Atomic bomb survivors in Japan on Thursday urged the new U.S. administration of U.S. President Joe Biden to join a U.N. treaty banning nuclear weapons that will take effect the following day.

"We earnestly call for (U.S.) participation in the treaty," said Michiko Kodama, 82, assistant secretary general of the Japan Confederation of A- and H-Bomb Sufferers Organizations at a Tokyo press conference.

Screenshot taken on Jan. 21, 2021, shows Michiko Kodama, assistant secretary general of the Japan Confederation of A- and H-Bomb Sufferers Organizations, speaking at a press conference in Tokyo. (Kyodo)

The Treaty on the Prohibition of Nuclear Weapons adopted in 2017, the first international pact outlawing the development, testing, possession and use of nuclear weapons, will enter into force Friday after 50 countries ratified it.
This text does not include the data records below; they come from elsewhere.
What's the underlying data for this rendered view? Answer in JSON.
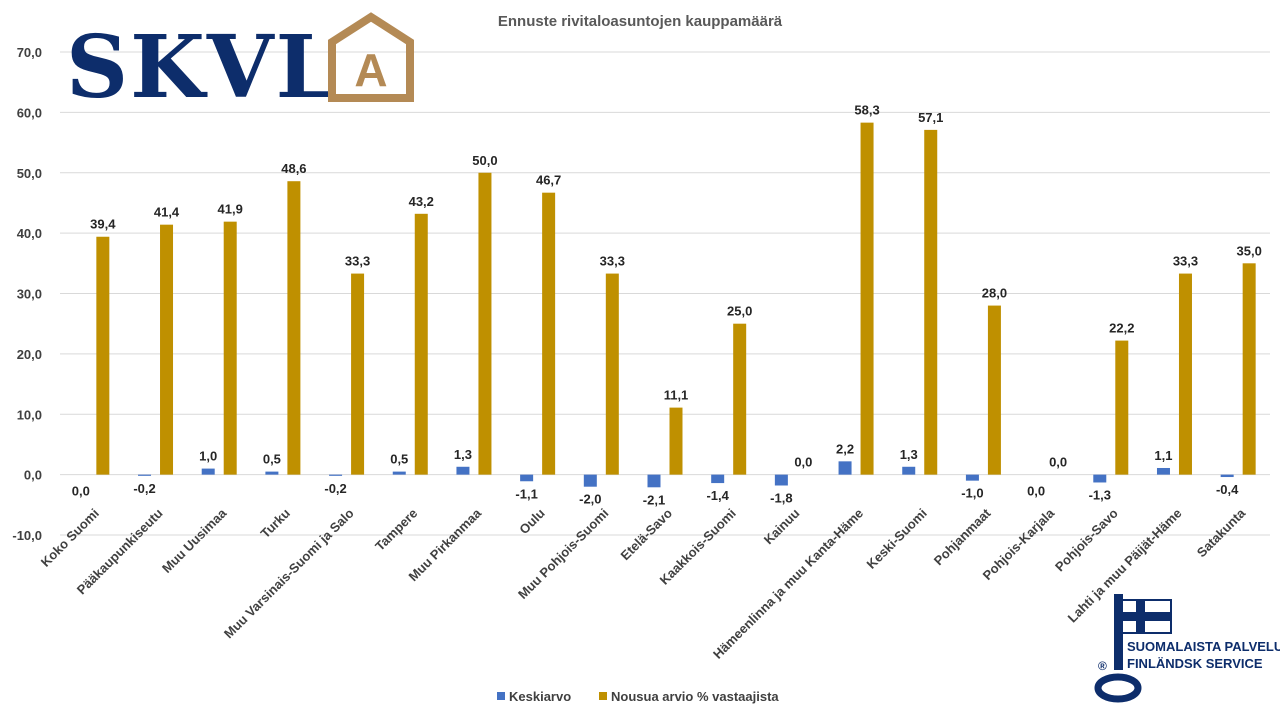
{
  "logo": {
    "text": "SKVL",
    "house_letter": "A",
    "colors": {
      "text": "#0d2d6b",
      "house": "#b48a55"
    }
  },
  "badge": {
    "line1": "SUOMALAISTA PALVELUA",
    "line2": "FINLÄNDSK SERVICE",
    "registered": "®",
    "color": "#0d2d6b"
  },
  "chart_data": {
    "type": "bar",
    "title": "Ennuste rivitaloasuntojen kauppamäärä",
    "xlabel": "",
    "ylabel": "",
    "ylim": [
      -10,
      70
    ],
    "ytick_labels": [
      "70,0",
      "60,0",
      "50,0",
      "40,0",
      "30,0",
      "20,0",
      "10,0",
      "0,0",
      "-10,0"
    ],
    "grid": true,
    "legend_position": "bottom",
    "categories": [
      "Koko Suomi",
      "Pääkaupunkiseutu",
      "Muu Uusimaa",
      "Turku",
      "Muu Varsinais-Suomi ja Salo",
      "Tampere",
      "Muu Pirkanmaa",
      "Oulu",
      "Muu Pohjois-Suomi",
      "Etelä-Savo",
      "Kaakkois-Suomi",
      "Kainuu",
      "Hämeenlinna ja muu Kanta-Häme",
      "Keski-Suomi",
      "Pohjanmaat",
      "Pohjois-Karjala",
      "Pohjois-Savo",
      "Lahti ja muu Päijät-Häme",
      "Satakunta"
    ],
    "series": [
      {
        "name": "Keskiarvo",
        "color": "#4472c4",
        "values": [
          0.0,
          -0.2,
          1.0,
          0.5,
          -0.2,
          0.5,
          1.3,
          -1.1,
          -2.0,
          -2.1,
          -1.4,
          -1.8,
          2.2,
          1.3,
          -1.0,
          0.0,
          -1.3,
          1.1,
          -0.4
        ],
        "labels": [
          "0,0",
          "-0,2",
          "1,0",
          "0,5",
          "-0,2",
          "0,5",
          "1,3",
          "-1,1",
          "-2,0",
          "-2,1",
          "-1,4",
          "-1,8",
          "2,2",
          "1,3",
          "-1,0",
          "0,0",
          "-1,3",
          "1,1",
          "-0,4"
        ]
      },
      {
        "name": "Nousua arvio % vastaajista",
        "color": "#bf9000",
        "values": [
          39.4,
          41.4,
          41.9,
          48.6,
          33.3,
          43.2,
          50.0,
          46.7,
          33.3,
          11.1,
          25.0,
          0.0,
          58.3,
          57.1,
          28.0,
          0.0,
          22.2,
          33.3,
          35.0
        ],
        "labels": [
          "39,4",
          "41,4",
          "41,9",
          "48,6",
          "33,3",
          "43,2",
          "50,0",
          "46,7",
          "33,3",
          "11,1",
          "25,0",
          "0,0",
          "58,3",
          "57,1",
          "28,0",
          "0,0",
          "22,2",
          "33,3",
          "35,0"
        ]
      }
    ]
  }
}
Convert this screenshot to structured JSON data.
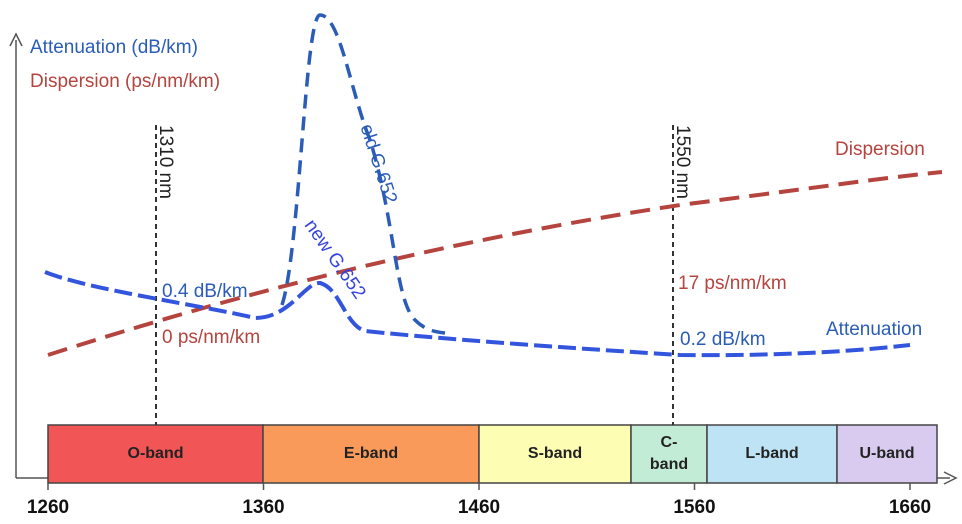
{
  "legend": {
    "attenuation": "Attenuation (dB/km)",
    "dispersion": "Dispersion (ps/nm/km)"
  },
  "curve_labels": {
    "dispersion": "Dispersion",
    "attenuation": "Attenuation",
    "old": "old G.652",
    "new": "new G.652"
  },
  "annotations": {
    "att_1310": "0.4 dB/km",
    "disp_1310": "0 ps/nm/km",
    "disp_1550": "17 ps/nm/km",
    "att_1550": "0.2 dB/km"
  },
  "markers": [
    "1310 nm",
    "1550 nm"
  ],
  "bands": [
    {
      "lines": [
        "O-band"
      ]
    },
    {
      "lines": [
        "E-band"
      ]
    },
    {
      "lines": [
        "S-band"
      ]
    },
    {
      "lines": [
        "C-",
        "band"
      ]
    },
    {
      "lines": [
        "L-band"
      ]
    },
    {
      "lines": [
        "U-band"
      ]
    }
  ],
  "xticks": [
    1260,
    1360,
    1460,
    1560,
    1660
  ]
}
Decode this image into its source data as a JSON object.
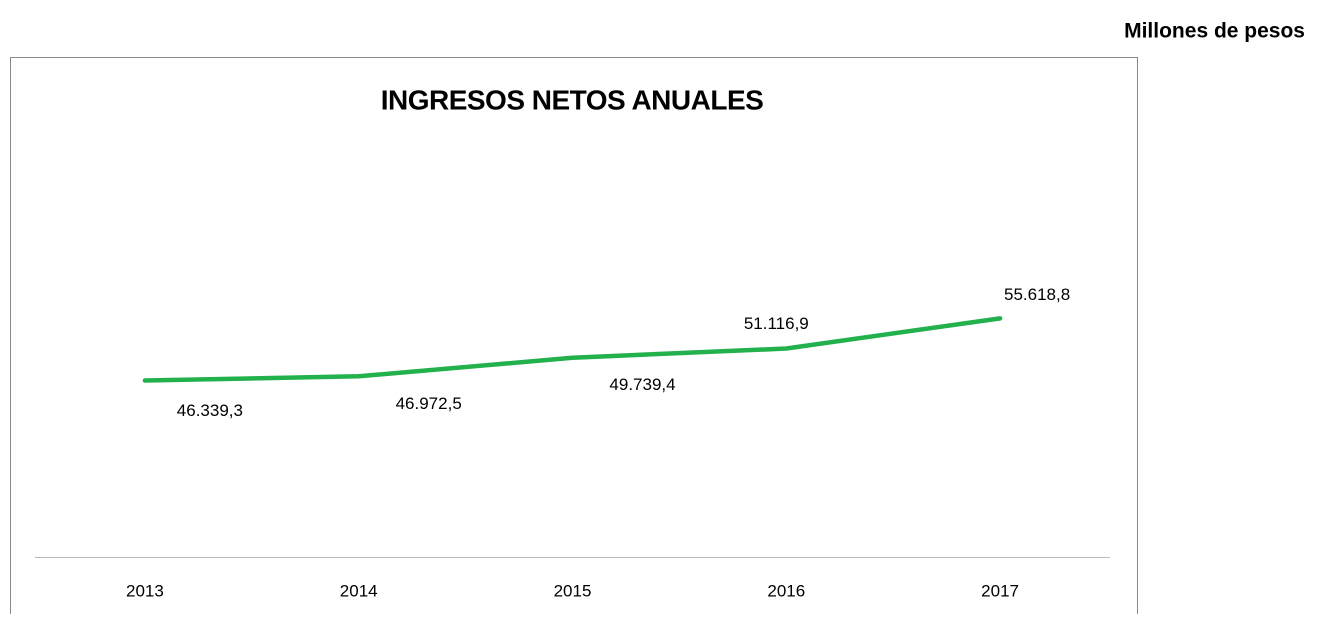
{
  "chart_data": {
    "type": "line",
    "title": "INGRESOS NETOS ANUALES",
    "subtitle": "Millones de pesos",
    "categories": [
      "2013",
      "2014",
      "2015",
      "2016",
      "2017"
    ],
    "series": [
      {
        "name": "Ingresos netos",
        "color": "#22b14c",
        "values": [
          46339.3,
          46972.5,
          49739.4,
          51116.9,
          55618.8
        ],
        "value_labels": [
          "46.339,3",
          "46.972,5",
          "49.739,4",
          "51.116,9",
          "55.618,8"
        ]
      }
    ],
    "ylim": [
      20000,
      80000
    ]
  }
}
However, nuclear weapon states, such as the United States, Russia and China, are not part of it.

Kodama said she wants Biden to remember World War II and keep alive the memory those who perished in Hiroshima and Nagasaki just as he grieved the victims of COVID-19, the respiratory illness caused by the novel coronavirus.

The mayors of Hiroshima and Nagasaki also asked in a joint letter to Biden if he would visit the two cities and take part in a meeting of the parties to the nuclear ban treaty, local officials said.

In August, Biden, who was vice president under Barack Obama, said he will strive for a world without nuclear weapons and criticized his Republican predecessor Donald Trump for undermining past efforts to curb the dangers of such arsenals.

"I will work to bring us closer to a world without nuclear weapons, so that the horrors of Hiroshima and Nagasaki are never repeated," Biden said in a statement released on the 75th anniversary of the dropping of the atomic bomb in Hiroshima, western Japan.

Akira Kawasaki, a campaigner of the International Campaign to Abolish Nuclear Weapons, which won the Nobel Peace Prize in 2017 for its efforts that led to the adoption of the nuclear ban treaty, told the Tokyo news conference he hopes the Biden administration will "cease to put pressure on countries supporting the pact."

Kawasaki said the Trump administration had urged nations backing the U.N. nuclear ban treaty to reverse their stance.

Japan has not signed the pact in consideration of its security alliance with the United States, which offers the shelter of a nuclear umbrella. The treaty only binds those states which have formally signed and ratified it.

Kodama's group has collected more than 13.7 million signatures calling for all nations to join the nuclear ban treaty in a campaign launched in 2016 and submitted them to the United Nations earlier this month.